Editorial: Local NAACP members should look to the future
The Winston-Salem Branch of the National Association for the Advancement of Colored People (NAACP) will be holding elections in November. The process of forming a committee to nominate candidates and decide an election date will start this month.
Our hope is that the organization’s members will look to the future and not the past as the process moves forward.
The election process for the current officials started in earnest in 2014 but proceeded badly.
The originally scheduled election was on Nov. 19, 2014, but incumbent President S. Wayne Patterson called in the N.C. NAACP to oversee the election after candidates were submitted after the nomination process was closed.

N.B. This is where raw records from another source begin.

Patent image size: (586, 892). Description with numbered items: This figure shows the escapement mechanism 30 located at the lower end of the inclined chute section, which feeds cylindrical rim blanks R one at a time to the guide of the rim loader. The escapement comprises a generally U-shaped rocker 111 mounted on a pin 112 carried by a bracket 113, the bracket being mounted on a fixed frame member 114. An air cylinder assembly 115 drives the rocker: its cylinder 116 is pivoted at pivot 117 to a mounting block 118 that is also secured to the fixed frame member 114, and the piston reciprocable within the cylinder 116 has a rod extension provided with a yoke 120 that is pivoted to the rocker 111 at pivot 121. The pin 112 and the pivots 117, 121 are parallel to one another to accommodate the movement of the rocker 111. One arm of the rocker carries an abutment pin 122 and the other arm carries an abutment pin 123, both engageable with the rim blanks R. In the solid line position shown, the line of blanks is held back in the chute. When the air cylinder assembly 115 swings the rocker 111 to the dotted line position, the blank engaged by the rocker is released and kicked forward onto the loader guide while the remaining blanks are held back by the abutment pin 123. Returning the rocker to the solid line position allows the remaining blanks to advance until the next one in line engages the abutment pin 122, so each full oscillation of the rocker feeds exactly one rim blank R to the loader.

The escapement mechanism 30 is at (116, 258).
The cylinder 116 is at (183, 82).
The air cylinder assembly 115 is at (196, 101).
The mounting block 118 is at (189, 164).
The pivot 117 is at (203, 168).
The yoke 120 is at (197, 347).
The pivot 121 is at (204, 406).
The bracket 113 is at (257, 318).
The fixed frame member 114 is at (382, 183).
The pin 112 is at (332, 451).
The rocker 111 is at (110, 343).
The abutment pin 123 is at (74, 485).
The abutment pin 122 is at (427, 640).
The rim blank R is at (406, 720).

Another election was held in January 2015, but results were overturned because ballots were not printed on paper and a number of other violations.
On May 7, 2015, Patterson, a local attorney, announced that he would be withdrawing his name from the ballot.

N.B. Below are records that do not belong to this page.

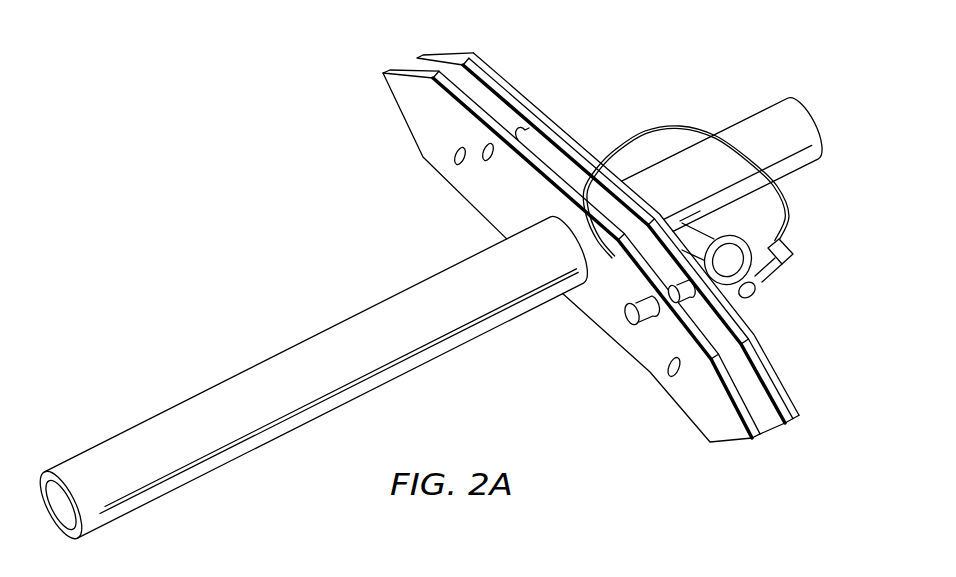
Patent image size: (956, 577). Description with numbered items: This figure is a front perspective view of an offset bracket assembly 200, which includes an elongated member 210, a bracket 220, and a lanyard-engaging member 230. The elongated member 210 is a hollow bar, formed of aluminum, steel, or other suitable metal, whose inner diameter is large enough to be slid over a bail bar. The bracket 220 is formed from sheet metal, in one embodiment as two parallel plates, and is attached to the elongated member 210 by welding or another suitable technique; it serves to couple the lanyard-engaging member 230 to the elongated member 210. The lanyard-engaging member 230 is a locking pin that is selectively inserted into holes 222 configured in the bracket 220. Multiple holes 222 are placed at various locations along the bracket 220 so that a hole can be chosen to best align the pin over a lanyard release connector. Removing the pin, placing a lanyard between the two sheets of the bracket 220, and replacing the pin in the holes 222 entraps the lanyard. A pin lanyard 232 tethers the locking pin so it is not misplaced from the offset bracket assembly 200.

The offset bracket assembly 200 is at (314, 88).
The elongated member 210 is at (275, 368).
The bracket 220 is at (678, 403).
The holes 222 is at (487, 162).
The lanyard-engaging member 230 is at (719, 236).
The pin lanyard 232 is at (669, 129).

On May 26, 2015, a new slate of officers were chosen. That’s when the current officers were elected. Some positions had no candidates running.
The organization is linked to the N.C. NAACP Branch, which has been actively challenging repressive laws, mainly voting laws. The state branch and national NAACP have spoken out against injustice recently. The Winston-Salem branch has been speaking out on the lack of a substantial middle school on the east side of the city. What are the challenges ahead? The local chapter needs to identify those challenges and plan to combat them.
We know that the branch will be moving forward without at least one key person. Former Sen. Earline Parmon died in March. She was first vice president of the organization.
However, these times call for others to step up to the plate to help lead the branch. One candidate has already announced his intention to run. The pastor of Exodus Baptist Church, Rev. Alvin Carlisle, announced he will put his name in the hat to become the next president of the local NAACP branch.
We hope that as the local NAACP election process moves forward, that the members will look within themselves to see what they can do to help the organization move forward. The NAACP is such a historic organization. Now is not the time to roll over and play dead. There is too much work to do.